Our relationship wasn't always perfect, we've had some amazing trips but we've also had our ups and downs - I remember one icy cold winter trip to the end of Southend Pier, when the sea wasn't doing much and whilst standing there bored, sheltering from the sub-zero wind (and I'm not sure why I did this) but I randomly licked the metal on the panning handle - and like Harry in the film Dumb and Dumber my tongue stuck fast to the freezing cold exposed metal! (like I said, I'm not sure why I was licking my tripod) but thankfully a carefully timed tug and my tongue was set free, if not a bit sore!
Click the link and skip to 1:23 Harry licks a ski-lift pole
So, if anybody reading this would like to offer an old but well loved tripod a home or you may even own a Slik tripod and could use some spare parts, contact me via the Blog or Twitter, arrange the collection and it's yours for free.

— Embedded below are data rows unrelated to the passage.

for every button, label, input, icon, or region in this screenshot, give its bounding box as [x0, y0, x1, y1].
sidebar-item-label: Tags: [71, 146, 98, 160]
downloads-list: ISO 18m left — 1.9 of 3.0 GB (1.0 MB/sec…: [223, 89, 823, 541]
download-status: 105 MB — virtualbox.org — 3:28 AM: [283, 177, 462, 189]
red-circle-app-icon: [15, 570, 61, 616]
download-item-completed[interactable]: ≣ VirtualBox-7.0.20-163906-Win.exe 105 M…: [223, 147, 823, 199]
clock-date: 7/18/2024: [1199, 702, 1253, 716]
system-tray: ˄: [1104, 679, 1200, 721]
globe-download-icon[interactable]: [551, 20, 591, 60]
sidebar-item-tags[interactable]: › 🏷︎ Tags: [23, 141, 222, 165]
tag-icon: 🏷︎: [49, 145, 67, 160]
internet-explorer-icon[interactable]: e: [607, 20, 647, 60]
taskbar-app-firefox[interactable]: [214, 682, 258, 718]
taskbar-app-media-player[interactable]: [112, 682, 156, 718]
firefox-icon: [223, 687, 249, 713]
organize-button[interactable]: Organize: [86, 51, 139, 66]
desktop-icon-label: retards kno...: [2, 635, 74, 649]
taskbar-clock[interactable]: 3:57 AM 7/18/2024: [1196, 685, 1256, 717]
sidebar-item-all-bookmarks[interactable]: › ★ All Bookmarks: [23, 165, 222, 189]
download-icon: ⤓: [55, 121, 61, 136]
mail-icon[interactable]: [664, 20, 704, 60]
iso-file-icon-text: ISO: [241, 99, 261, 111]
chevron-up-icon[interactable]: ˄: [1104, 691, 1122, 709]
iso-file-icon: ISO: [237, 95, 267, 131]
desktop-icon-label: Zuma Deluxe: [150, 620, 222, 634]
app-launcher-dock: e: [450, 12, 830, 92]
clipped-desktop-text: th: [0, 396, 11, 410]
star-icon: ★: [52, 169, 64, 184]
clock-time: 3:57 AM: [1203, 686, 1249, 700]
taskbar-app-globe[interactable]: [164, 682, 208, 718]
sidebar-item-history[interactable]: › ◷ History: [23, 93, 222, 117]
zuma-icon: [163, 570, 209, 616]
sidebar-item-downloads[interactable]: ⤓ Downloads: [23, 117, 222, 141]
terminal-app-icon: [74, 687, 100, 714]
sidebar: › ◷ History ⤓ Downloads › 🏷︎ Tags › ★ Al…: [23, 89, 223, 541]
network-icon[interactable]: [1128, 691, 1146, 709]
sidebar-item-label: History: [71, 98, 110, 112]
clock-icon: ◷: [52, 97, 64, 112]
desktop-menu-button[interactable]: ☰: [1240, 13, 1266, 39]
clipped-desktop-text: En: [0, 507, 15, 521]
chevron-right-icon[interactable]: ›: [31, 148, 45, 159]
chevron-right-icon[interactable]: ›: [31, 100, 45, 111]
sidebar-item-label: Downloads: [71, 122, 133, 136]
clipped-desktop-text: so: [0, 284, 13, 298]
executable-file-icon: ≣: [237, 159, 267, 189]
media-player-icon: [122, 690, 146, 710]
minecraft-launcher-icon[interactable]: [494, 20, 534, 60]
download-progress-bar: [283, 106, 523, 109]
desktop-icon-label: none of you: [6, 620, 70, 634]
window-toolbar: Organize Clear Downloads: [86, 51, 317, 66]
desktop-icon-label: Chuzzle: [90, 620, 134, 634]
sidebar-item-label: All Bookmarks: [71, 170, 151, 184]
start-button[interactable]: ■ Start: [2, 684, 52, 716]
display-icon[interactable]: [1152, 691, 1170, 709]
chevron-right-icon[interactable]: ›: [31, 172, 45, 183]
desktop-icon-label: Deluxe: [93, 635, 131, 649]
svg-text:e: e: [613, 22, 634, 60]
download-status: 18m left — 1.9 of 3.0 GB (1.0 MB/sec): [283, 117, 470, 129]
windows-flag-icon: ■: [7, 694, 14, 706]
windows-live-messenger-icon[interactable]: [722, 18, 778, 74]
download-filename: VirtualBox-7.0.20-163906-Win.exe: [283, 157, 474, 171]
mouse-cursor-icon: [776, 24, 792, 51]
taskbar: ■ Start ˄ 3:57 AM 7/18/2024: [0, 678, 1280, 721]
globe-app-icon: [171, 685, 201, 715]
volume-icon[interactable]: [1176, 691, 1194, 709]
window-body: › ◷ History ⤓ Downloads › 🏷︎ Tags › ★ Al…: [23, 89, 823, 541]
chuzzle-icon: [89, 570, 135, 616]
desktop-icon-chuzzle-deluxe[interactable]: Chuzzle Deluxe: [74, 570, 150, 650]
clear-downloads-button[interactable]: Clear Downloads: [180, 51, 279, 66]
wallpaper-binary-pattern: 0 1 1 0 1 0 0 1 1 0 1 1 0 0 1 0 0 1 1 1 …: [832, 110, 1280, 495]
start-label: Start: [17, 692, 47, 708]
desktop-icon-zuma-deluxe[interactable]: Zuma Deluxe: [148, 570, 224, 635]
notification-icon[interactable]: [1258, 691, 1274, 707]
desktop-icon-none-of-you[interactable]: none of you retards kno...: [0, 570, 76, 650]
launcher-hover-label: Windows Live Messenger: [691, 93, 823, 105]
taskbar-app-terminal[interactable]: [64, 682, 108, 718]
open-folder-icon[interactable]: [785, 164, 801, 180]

I'd be happy and could sleep easier knowing that it would be going to a good and worthwhile home - should I have no takers, then sadly the next time I visit Southend Pier I'll attach it to a paraffin soaked plank of wood, set it float, draw my bow and flaming arrow, aiming at the tripod I will fire the arrow skyward, setting it alight as it floated along the Thames and out into the North sea - in true Viking tripod burial style (ok, that last bit was a bit dramatic - I'll probably give it to the scrap metal guys who drive around in white vans collecting old fridges etc).